Tears stained her high, pale cheeks
and glistened on her red lips. Her long black hair hung in sweaty tangles down
past her swan-like neck. She wore a beautiful if less-than-new dress. Dirt
smudged her ivory skin in a dozen places. Yet, Baleron thought, she was as
lovely as ever. He longed to hold her—as a brother, as a lover, in whatever way
he could.
But it could not be
her,
it just could not be, no matter how much he might wish
otherwise. How big a fool did they think he was? He’d already met one false
Rolenya. He had seen another when
Felestrata’s
body
changed. What was more, he had been regularly conversing with a ghostly Rolenya
in his pit until they moved him to the hospital wing. This, then, must be
another forgery. The real one was dead, her body encasing Rauglir still, unless
the demon had been driven out by the body’s demise. And even Rauglir had
admitted that her soul now dwelt in the ephemeral flames of the Second Hell. So
why did Gilgaroth expect him to believe that this could be she?
The Dark One watched him all the
while, calculating, and Baleron returned the look with what he hoped was open
hostility.
Rolenya, if it were she, shone like
a moonlit diamond in this smoky, foul-smelling chamber, a chamber full of
grease and blood and baseness and primal urges. She shone like an angel.
The Borchstogs drew back in their
seats, awed by it, by her Grace, and a hush fell over them.
At last her eyes found Baleron.
Surprise filled her face. She shouted out to him, and his heart swelled, but he
couldn’t have returned the greeting if he’d wanted to, and at the moment words
failed him completely.
She seemed sad to see him here,
like her a prisoner of the Shadow, yet he thought he detected a secret joy in
her to see him again, under any circumstances.
“Behold,
prince,”
said Gilgaroth.
“Your sister.”
Baleron shook his head, unable to
speak.
“You
deny her?”
“Rolenya’s dead,” Baleron called
across to him, having to force the words from the obstruction in his throat.
“Yet
she lives.”
“It’s true,” said the figure that
looked so much like Rolenya, issuing the words in a small voice that still
managed to carry to his ears.

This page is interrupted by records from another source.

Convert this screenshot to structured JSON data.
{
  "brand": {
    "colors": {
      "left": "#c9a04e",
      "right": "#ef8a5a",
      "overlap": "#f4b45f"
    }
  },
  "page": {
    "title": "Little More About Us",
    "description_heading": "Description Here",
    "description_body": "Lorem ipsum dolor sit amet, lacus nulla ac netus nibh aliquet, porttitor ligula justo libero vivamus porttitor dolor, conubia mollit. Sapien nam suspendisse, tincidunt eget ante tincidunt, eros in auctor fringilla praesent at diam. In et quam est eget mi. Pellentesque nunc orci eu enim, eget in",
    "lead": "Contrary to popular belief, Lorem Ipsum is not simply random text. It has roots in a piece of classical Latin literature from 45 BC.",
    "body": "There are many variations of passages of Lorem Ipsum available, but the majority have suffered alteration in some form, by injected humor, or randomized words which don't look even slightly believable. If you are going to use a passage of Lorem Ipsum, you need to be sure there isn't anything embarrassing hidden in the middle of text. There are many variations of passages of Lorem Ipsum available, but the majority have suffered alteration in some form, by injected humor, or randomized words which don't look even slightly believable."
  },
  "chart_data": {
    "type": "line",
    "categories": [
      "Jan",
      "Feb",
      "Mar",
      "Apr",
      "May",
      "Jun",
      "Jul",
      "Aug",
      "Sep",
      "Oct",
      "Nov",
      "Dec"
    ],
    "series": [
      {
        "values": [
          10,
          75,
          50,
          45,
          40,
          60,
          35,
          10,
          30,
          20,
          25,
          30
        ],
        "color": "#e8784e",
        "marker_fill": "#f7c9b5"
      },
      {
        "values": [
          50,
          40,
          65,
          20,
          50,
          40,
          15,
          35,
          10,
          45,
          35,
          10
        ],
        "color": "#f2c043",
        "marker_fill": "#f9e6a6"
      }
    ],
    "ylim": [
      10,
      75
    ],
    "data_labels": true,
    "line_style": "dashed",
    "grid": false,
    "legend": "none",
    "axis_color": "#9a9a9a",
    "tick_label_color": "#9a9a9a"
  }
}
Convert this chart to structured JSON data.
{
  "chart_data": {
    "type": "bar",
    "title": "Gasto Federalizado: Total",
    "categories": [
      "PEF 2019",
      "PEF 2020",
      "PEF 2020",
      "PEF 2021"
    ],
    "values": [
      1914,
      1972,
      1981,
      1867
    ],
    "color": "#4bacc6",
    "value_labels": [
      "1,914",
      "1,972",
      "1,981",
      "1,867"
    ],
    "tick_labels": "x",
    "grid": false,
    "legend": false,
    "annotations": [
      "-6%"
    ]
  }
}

To everyone’s ears, he imagined. “Bal, it’s me.
Really . . . it’s me.”
“How?” he challenged. “How could
this be possible?”
“I
forged for her a new body,”
the Dark One said
. “
Into it I poured her soul.
Her essence.
I
released her from Illistriv.”
Baleron paused. That
might
be plausible. Gilgaroth had
spawned races, had raised mountains. He could forge one small body.
“I don’t believe you.
Why
would you do such a thing?”
“
I need your loyalty, Baleron. I need for you to do my bidding. For HER
sake you shall.”
So angry at this that tears began
to roll down his cheeks, Baleron shouted, “You bastard! You can’t
do
this to me! You can’t!”
Seeing his tears, Rolenya sobbed
too.
“Oh, Baleron!
Bal
! It’s
true! It’s me.” Her voice grew small, lost, confused: “Unless this is a dream .
. . some strange dream. Is it? Could it possibly be?”